Earlier in patent history, the second-highest patent verdict was a $1.5 billion award that Alcatel-Lucent won against Microsoft, but that was later overturned. The third largest patent award, and still the largest ever enforced, was a $910 million judgment for Polaroid in 1986, a suit that ultimately wiped out Kodak’s full line of instant camera products. Some report that this award was actually $925 million, the full amount of the settlement in 1991 that finally ended the litigation.

These landmark cases suggest it certainly would pay licensors, be they universities, corporations, or other owners of dormant U.S. patents, to look where they have not looked before for the money it takes to fulfill their organization’s mission or beef up the bottom line.

Two types of licensing

Licensing comes in two varieties: “carrot” and “stick.” A “carrot license” is a license taken voluntarily by a licensee that is not yet using the patented technology and is under no compulsion to license it. A value proposition in “carrot” licensing is, “License our patent(s) because our patented technology is better and you can make more money with it.”

Carrot licensees tend to be exclusive, as the licensor wants to be assured of exclusivity before investing in developing the patent technology.
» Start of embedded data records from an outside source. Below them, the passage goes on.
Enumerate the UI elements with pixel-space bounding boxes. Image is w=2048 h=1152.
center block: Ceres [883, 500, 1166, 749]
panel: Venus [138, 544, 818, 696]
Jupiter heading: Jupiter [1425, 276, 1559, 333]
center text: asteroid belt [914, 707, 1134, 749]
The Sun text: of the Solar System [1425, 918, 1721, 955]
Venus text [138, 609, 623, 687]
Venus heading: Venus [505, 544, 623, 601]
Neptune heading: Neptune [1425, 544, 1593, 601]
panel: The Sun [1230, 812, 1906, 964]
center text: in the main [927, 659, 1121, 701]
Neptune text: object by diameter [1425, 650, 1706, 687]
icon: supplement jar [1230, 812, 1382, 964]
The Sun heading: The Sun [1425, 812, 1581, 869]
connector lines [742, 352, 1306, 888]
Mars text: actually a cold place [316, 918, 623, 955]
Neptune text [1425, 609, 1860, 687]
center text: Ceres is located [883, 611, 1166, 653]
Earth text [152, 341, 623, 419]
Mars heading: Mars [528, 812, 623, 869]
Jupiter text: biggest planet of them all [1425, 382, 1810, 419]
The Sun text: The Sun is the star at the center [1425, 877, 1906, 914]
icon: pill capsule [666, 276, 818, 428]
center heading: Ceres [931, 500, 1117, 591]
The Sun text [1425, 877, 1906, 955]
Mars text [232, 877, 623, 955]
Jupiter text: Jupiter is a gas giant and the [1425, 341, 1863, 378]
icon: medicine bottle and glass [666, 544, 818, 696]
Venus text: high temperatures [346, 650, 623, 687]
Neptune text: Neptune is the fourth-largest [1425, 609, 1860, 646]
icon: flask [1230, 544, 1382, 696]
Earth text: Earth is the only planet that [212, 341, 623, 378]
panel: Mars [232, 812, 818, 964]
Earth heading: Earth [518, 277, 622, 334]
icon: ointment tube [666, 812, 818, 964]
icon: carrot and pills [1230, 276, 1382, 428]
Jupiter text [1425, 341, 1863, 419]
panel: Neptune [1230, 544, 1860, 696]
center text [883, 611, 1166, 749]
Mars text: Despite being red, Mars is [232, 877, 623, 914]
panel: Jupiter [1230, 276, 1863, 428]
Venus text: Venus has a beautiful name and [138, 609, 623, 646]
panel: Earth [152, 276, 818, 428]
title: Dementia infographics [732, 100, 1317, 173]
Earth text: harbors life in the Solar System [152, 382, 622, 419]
A “stick license,” on the other hand, is an exercise in assertive licensing that is appropriate when the patented technology is already in use by an infringer of the patent.

In this case, the value proposition is, “License our patent(s), or we’ll see you in court.” Stick licenses are usually non-exclusive. A non-exclusive license is, in essence, a covenant not to sue, and is usually taken to avoid (or settle) litigation.

Unfortunately, litigation cannot always be avoided. If the infringer refuses to take a license, assertive licensing turns into patent enforcement, i.e., patent infringement litigation.

In reality, every “carrot” license is a “stick” license in disguise—if not for the unspoken threat of litigation, who would ever license a patent, which, at the end of the day, is nothing more than a right to sue for infringement?

Technology transfer managers typically do carrot licensing. They promote and market the university’s patent portfolio to industry and find businesses to commercialize some of those patents. There are technology transfer managers and technology transfer departments that generate tens of millions of dollars—even hundreds of millions of dollars—a year in revenue that is essentially found money for the school.

The result of ignoring patents

Few universities get as aggressive as New York University, the University of California, the University of Colorado, Cornell, or Stanford and actually pursue patent infringers. Neglecting stick licensing, however, has two problems.

First, it results in a loss of potential royalty and damages revenues from infringed patents, which, as we have seen, could amount to hundreds of millions of dollars.

Second, it undermines carrot licensing of both infringed and non-infringed patents. If an industry perceives a lax attitude on the part a university in enforcing its patents, it will think it can infringe with impunity. Under these circumstances, taking a license would be tantamount to a charitable gift, which few in this economic climate are inclined to do.